Table 3: Robustness Analysis of Models Under Training Data Corrupted by Gaussian Noise.
Model	Noise Level ($\sigma$)	Avg. $R^2$ ($I_1, W, X_{\text{max}}, I_2$)	Performance Notes
SVM	0.01	~0.95	Minimal degradation.
	0.1	~0.93	Moderate decrease, stable.
	0.5	~0.90	Significant but acceptable drop.
Random Forest	0.01	~0.94	Minimal degradation.
	0.1	~0.90	Larger decrease than SVM.
	0.5	~0.90	Similar to SVM at high noise.
BPNN	0.01	~0.94	Minimal degradation.
	0.1	~0.93	Very stable performance.
	0.5	~0.91	Best robustness; least degradation.

The robustness test revealed a key finding: while the SVM model achieved the highest accuracy on clean data, the BPNN model exhibited superior robustness against noise in the training data. Even with a substantial noise level ($\sigma = 0.5$), the BPNN maintained an average $R^2$ above 0.91, showing the smallest performance drop. This characteristic makes the BPNN a strong candidate for applications where training data may be noisy or less precise, a common scenario in early-stage EV battery pack design and analysis.

4. Conclusion and Practical Application

This work successfully establishes a data-driven framework for the rapid and accurate prediction of EV battery pack safety under side pole collision conditions. The methodology bridges high-fidelity physics-based simulation with efficient machine learning, creating a powerful tool for design evaluation and risk assessment.

The key conclusions are as follows:

The integration of optimized sampling, physics-informed feature engineering (kinetic energy, velocity components), and correlation analysis is crucial for building an effective predictive model for EV battery pack response.
Among the tested algorithms, the Support Vector Machine (SVM) model delivered the highest prediction accuracy on clean data, making it ideal for scenarios where precision is paramount and data quality is high.
The Back Propagation Neural Network (BPNN) demonstrated superior robustness when the training data contained significant noise. This resilience is highly valuable for practical engineering applications involving data variability or uncertainty.
The Random Forest (RF) model offered a strong balance between accuracy, training speed, and interpretability (through feature importance scores), suitable for rapid prototyping and understanding parameter influences on EV battery pack safety.

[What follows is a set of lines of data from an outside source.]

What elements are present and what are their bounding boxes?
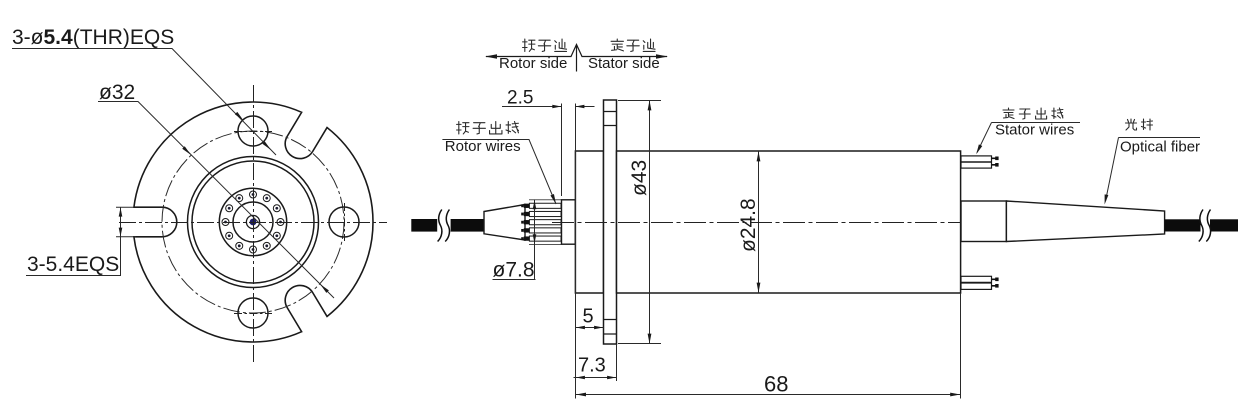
rotor ring circle inner — [192, 161, 314, 283]
svg-text:3-5.4EQS: 3-5.4EQS — [27, 253, 119, 276]
svg-text:5: 5 — [583, 306, 594, 328]
rotor wire pins x5 — [529, 203, 561, 208]
hub circle inner — [233, 202, 273, 242]
centerline of side view — [552, 222, 1164, 224]
right cable break symbol — [1201, 218, 1211, 234]
svg-text:Rotor side: Rotor side — [499, 55, 567, 72]
stator wires connector top — [961, 156, 992, 168]
right cable (optical fiber) — [1165, 219, 1238, 231]
hub circle outer — [219, 188, 286, 255]
text 光纤 — [1126, 119, 1137, 130]
dim 5 — [576, 327, 604, 329]
flange outer contour with 3 slots — [134, 102, 373, 342]
label 定子出线 Stator wires — [977, 123, 1080, 153]
left cable break symbol — [437, 218, 450, 234]
dim 2.5 — [502, 106, 595, 108]
svg-text:7.3: 7.3 — [578, 355, 606, 377]
flange plate ø43 — [604, 100, 617, 344]
text 转子边 — [523, 39, 535, 51]
text 定子边 — [611, 39, 623, 51]
svg-text:68: 68 — [764, 372, 788, 397]
fiber shaft — [961, 201, 1006, 242]
rotor ring circle outer (⌀32) — [188, 157, 319, 288]
dim ø43 — [618, 101, 661, 344]
rotor cable boot (trapezoid) — [484, 205, 525, 241]
dim 7.3 — [574, 344, 618, 381]
label 转子出线 Rotor wires — [442, 140, 556, 205]
rotor/stator side indicator — [486, 45, 667, 72]
left section between connector and flange — [575, 151, 603, 293]
svg-text:Stator wires: Stator wires — [995, 122, 1074, 139]
stator wires connector bottom — [961, 276, 992, 289]
svg-text:ø7.8: ø7.8 — [493, 259, 535, 282]
label 光纤 Optical fiber — [1106, 138, 1201, 202]
mounting hole bottom — [238, 298, 268, 328]
center dot (navy) — [250, 219, 257, 226]
text 定子出线 — [1003, 108, 1014, 119]
svg-text:Stator side: Stator side — [588, 55, 660, 72]
bolt circle (dash-dot) — [162, 131, 344, 313]
dim ø24.8 — [758, 151, 760, 293]
horizontal centerline — [119, 222, 387, 224]
main body ø24.8 — [617, 151, 961, 293]
12 screws on hub — [250, 191, 257, 198]
text 转子出线 — [457, 122, 469, 134]
center bore circle — [246, 215, 259, 228]
svg-text:Optical fiber: Optical fiber — [1120, 139, 1200, 156]
rotor pins shroud lines — [529, 200, 562, 245]
svg-text:2.5: 2.5 — [507, 88, 533, 109]
dim 68 — [576, 110, 961, 399]
svg-text:Rotor wires: Rotor wires — [445, 138, 521, 155]
svg-text:ø24.8: ø24.8 — [737, 198, 760, 252]
svg-text:ø43: ø43 — [628, 160, 651, 196]
vertical centerline — [253, 85, 255, 364]
svg-text:3-ø5.4(THR)EQS: 3-ø5.4(THR)EQS — [12, 26, 174, 49]
fiber cone — [1006, 201, 1164, 242]
svg-text:ø32: ø32 — [99, 81, 135, 104]
mounting hole right — [329, 207, 359, 237]
connector block — [562, 200, 576, 244]
mounting hole top — [238, 116, 268, 146]
dim ø7.8 — [493, 200, 536, 280]
left cable (rotor) — [411, 219, 484, 232]
hole centerline ticks — [234, 132, 345, 314]
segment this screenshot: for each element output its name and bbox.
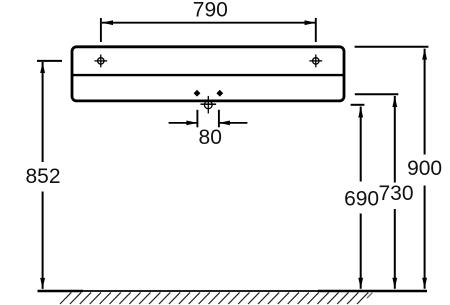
faucet mark diamond left	[194, 90, 201, 97]
dimension 852	[25, 61, 62, 289]
left mounting hole	[94, 55, 107, 68]
faucet mark diamond right	[216, 90, 223, 97]
dimension 80	[169, 110, 248, 149]
svg-text:80: 80	[199, 126, 222, 149]
basin divider line	[72, 74, 344, 76]
dim 852 bottom extension overlay	[38, 290, 84, 293]
dimension 900	[355, 47, 443, 289]
right mounting hole	[309, 55, 322, 68]
svg-text:852: 852	[25, 165, 60, 188]
right dims bottom extension overlay	[318, 290, 427, 293]
basin outline	[72, 47, 344, 101]
svg-text:730: 730	[378, 182, 413, 205]
dimension 790	[101, 0, 316, 42]
floor hatching	[60, 292, 372, 304]
dimension 690	[344, 105, 379, 289]
svg-text:690: 690	[344, 188, 379, 211]
svg-text:790: 790	[193, 0, 228, 22]
floor line	[38, 290, 428, 292]
svg-text:900: 900	[407, 157, 442, 180]
drain hole	[201, 96, 217, 114]
dimension 730	[355, 94, 414, 288]
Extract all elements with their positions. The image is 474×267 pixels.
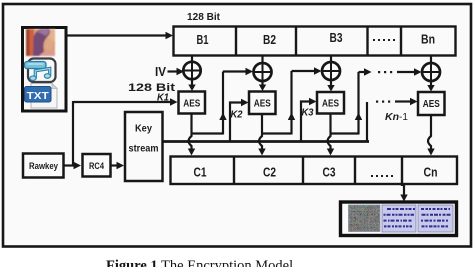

The developed models can instantly predict critical intrusion metrics—side wall deformation and internal jellyroll compression—from simple inputs: collision location, energy, and velocity components. This allows engineers to:

Perform rapid virtual safety sweeps across a wide range of collision scenarios.
Identify high-risk boundary conditions for a given EV battery pack design.
Integrate the model into broader vehicle safety system simulations or optimization loops.
Potentially support real-time risk assessment in advanced vehicle safety systems.

The framework is inherently flexible. While demonstrated on a specific EV battery pack architecture, the approach can be extended to other pack geometries, cell formats, and even different impact modes (e.g., underbody impact, frontal corner impact) by generating appropriate simulation datasets. Future work will focus on expanding the dataset diversity, incorporating multi-physics responses such as short-circuit prediction directly, and integrating the model into full-vehicle safety assessment toolchains to further enhance the development of crashworthy electric vehicles.